CNN applique une politique de diversification avec ses “éditions locales” en langues maternelles (espagnol, italien, portugais et plus récemment chinois). Va-t-on voir une édition arabe de CNN ?
Notre président, Ted Turner a toujours eu ces mots: “All networks all channels all languages”: tous les réseaux, tous les canaux, toutes les langues. Notre intention est, effectivement, de pouvoir communiquer avec tous les gens dans toutes les langues possibles.

Vous connaissez bien le Liban, à quand remonte votre première visite?
Je viens ici depuis vingt ans, je suis venu pour la première fois en 1980.
Je suis à CNN depuis dix ans, la plupart de mon temps a été consacré aux problèmes du Moyen-Orient et principalement au Liban.

Estimez-vous que le siège social de CNN à Atlanta couvre assez la région? Car la couverture médiatique est plus souvent axée sur les événements en Israël.
Nous avons des bureaux au Caire, à Bagdad, Amman et en Israël. Lorsque je suis venu ici, j’avais estimé que CNN devait faire plus dans la région et particulièrement avec les pays n’ayant toujours pas signé la paix avec Israël. C’est ce qui a fait qu’en accord avec les directeurs à Atlanta nous avons décidé de revenir ici. Notre attention se focalise actuellement sur le Liban et la Syrie où je me rendrai prochainement. Nous disposons d’un nouveau matériel: un véhicule totalement équipé pour la transmission des données avec une antenne satellite d’un mètre, qui peut fonctionner partout dans le pays et en Syrie. C’est la première fois que nous utilisons au Liban un tel matériel de pointe, ce qui nous permet de faire plus de reportages pour un coût moindre et d’une façon vraiment novatrice. Nous avons réclamé au président Lahoud et au gouvernement de permettre d’ajuster les lois au Liban, ce qui constituerait un nouveau décret et permettrait ainsi non seulement à CNN mais à tous les diffuseurs internationaux d’utiliser un matériel récent, afin de mieux rapporter les nouvelles. C’est très important d’être équitable, de pouvoir donner autant de qualité que de quantité.

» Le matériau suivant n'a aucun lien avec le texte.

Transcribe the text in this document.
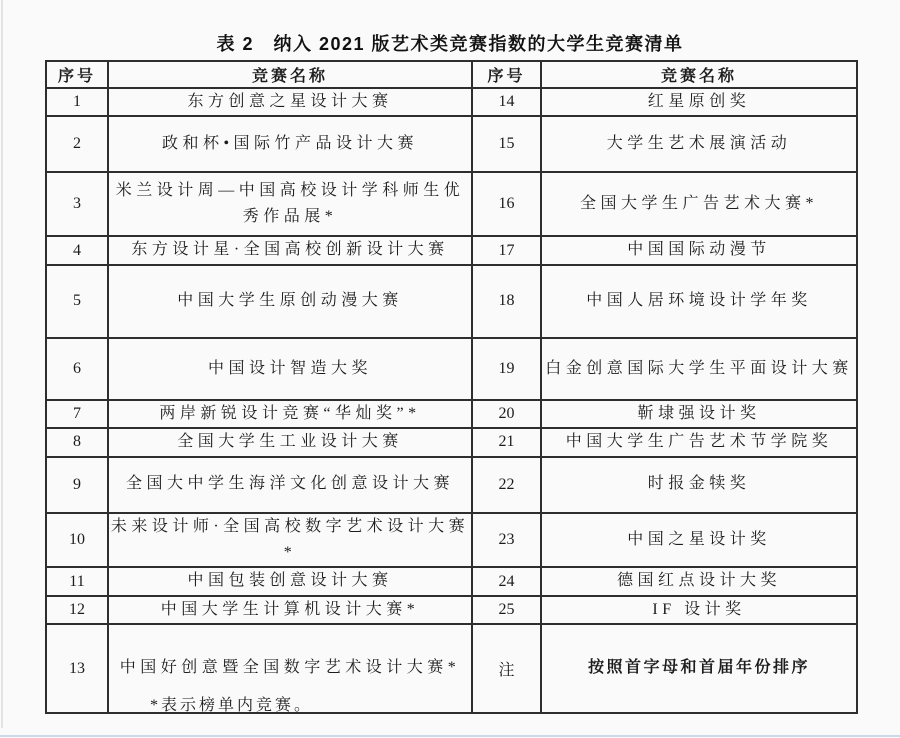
表 2　纳入 2021 版艺术类竞赛指数的大学生竞赛清单
序号	竞赛名称	序号	竞赛名称
1	东方创意之星设计大赛	14	红星原创奖
2	政和杯•国际竹产品设计大赛	15	大学生艺术展演活动
3	米兰设计周—中国高校设计学科师生优秀作品展*	16	全国大学生广告艺术大赛*
4	东方设计星·全国高校创新设计大赛	17	中国国际动漫节
5	中国大学生原创动漫大赛	18	中国人居环境设计学年奖
6	中国设计智造大奖	19	白金创意国际大学生平面设计大赛
7	两岸新锐设计竞赛“华灿奖”*	20	靳埭强设计奖
8	全国大学生工业设计大赛	21	中国大学生广告艺术节学院奖
9	全国大中学生海洋文化创意设计大赛	22	时报金犊奖
10	未来设计师·全国高校数字艺术设计大赛*	23	中国之星设计奖
11	中国包装创意设计大赛	24	德国红点设计大奖
12	中国大学生计算机设计大赛*	25	IF 设计奖
13	中国好创意暨全国数字艺术设计大赛*	注	按照首字母和首届年份排序
*表示榜单内竞赛。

Comment avez-vous réagi lors des manifestations estudiantines anti-CNN, mettant en cause votre objectivité ?
Les gens ont le droit de protester. Il est malheureux que la majeure partie de ces protestations – et j’ai rencontré la délégation estudiantine à ce moment-là – visaient CNN.com, notre service interactif, dont je ne suis pas directement responsable. Mais j’ai pris cette plainte en considération et j’ai prévenu notre bureau à Atlanta qui l’a prise au sérieux. J’essaie de vérifier les données et les textes à propos du Liban et de la Syrie, afin de savoir si nous avons raison; nous essayons de faire toujours mieux, nous ne sommes pas parfaits. En ce qui concerne ces manifestations, les gens en avaient assez que les choses n’avancent pas suffisamment vite et avaient besoin d’évacuer cette pression, ils l’ont évacuée sur CNN et d’autres entreprises américaines. J’ai alors estimé que nous n’étions pas respectés ici et qu’ils ne reconnaissent pas, à ce stade, les efforts que nous déployions ; ce n’est pas leur faute, mais c’est notre travail d’expliquer ce qui se passe.

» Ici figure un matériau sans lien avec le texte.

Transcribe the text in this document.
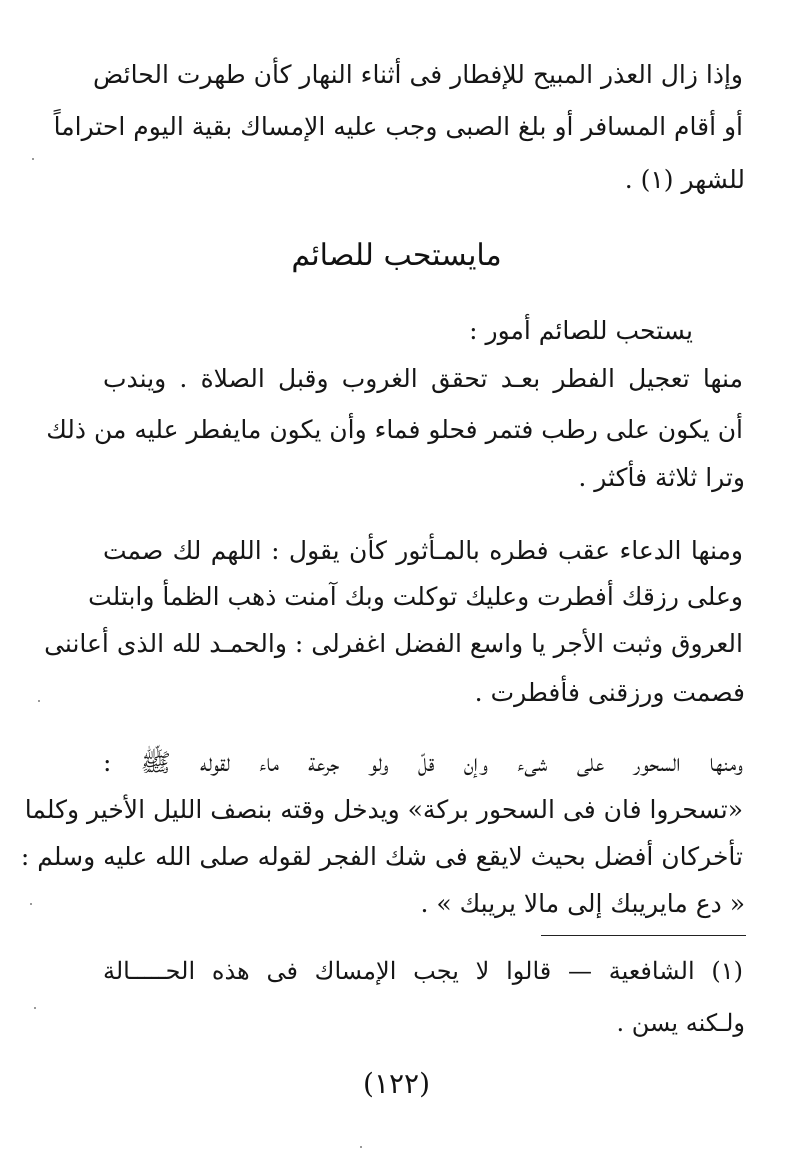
وإذا زال العذر المبيح للإفطار فى أثناء النهار كأن طهرت الحائض
أو أقام المسافر أو بلغ الصبى وجب عليه الإمساك بقية اليوم احتراماً
للشهر (١) .
مايستحب للصائم
يستحب للصائم أمور :
منها تعجيل الفطر بعـد تحقق الغروب وقبل الصلاة . ويندب
أن يكون على رطب فتمر فحلو فماء وأن يكون مايفطر عليه من ذلك
وترا ثلاثة فأكثر .
ومنها الدعاء عقب فطره بالمـأثور كأن يقول : اللهم لك صمت
وعلى رزقك أفطرت وعليك توكلت وبك آمنت ذهب الظمأ وابتلت
العروق وثبت الأجر يا واسع الفضل اغفرلى : والحمـد لله الذى أعاننى
فصمت ورزقنى فأفطرت .
ومنها السحور على شىء وإن قلّ ولو جرعة ماء لقوله ﷺ :
«تسحروا فان فى السحور بركة» ويدخل وقته بنصف الليل الأخير وكلما
تأخركان أفضل بحيث لايقع فى شك الفجر لقوله صلى الله عليه وسلم :
« دع مايريبك إلى مالا يريبك » .
(١) الشافعية — قالوا لا يجب الإمساك فى هذه الحـــــالة
ولـكنه يسن .
(١٢٢)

Le Liban est considéré aux Etats-Unis comme un Etat terroriste, c’est l’image qu’en donnent les médias occidentaux. On peut même voir sur Internet le Liban classé parmi les destinations les plus dangereuses du monde. En tant que directeur du bureau libanais de CNN, essayez-vous de changer cette image ?
Je travaille pour CNN et non pour le gouvernement libanais, je suis un journaliste et je dis les choses telles qu’elles sont.

Pourquoi ne pas montrer les aspects positifs du Liban? Il y en a.
Il est un fait: nous vivons dans la région, nous n’avons pas été parachutés au Liban. Je vis ici, je vis et respire l’actualité; par conséquent, je dois, j’espère savoir ce dont je parle… Il est de ma responsabilité de faire en sorte que notre “network” le comprenne. Vous savez, CNN c’est la diffusion des nouvelles en permanence et c’est ainsi, qu’en “éduquant” les gens, on les aide à mieux comprendre. Nous parlons de ces différents aspects, nous parlons d’économie, de tourisme, de toutes sortes de choses, mais notre travail c’est de relater ce qui se passe aussi au Sud. Nous travaillons en ce moment sur la reconstruction, ou encore sur le festival folklorique; c’est ce que nous faisons maintenant: montrer les différents aspects de la vie ici. Si on parle souvent du Sud et du processus de paix, c’est parce qu’il s’agit d’un point qui domine nos vies ici au Liban.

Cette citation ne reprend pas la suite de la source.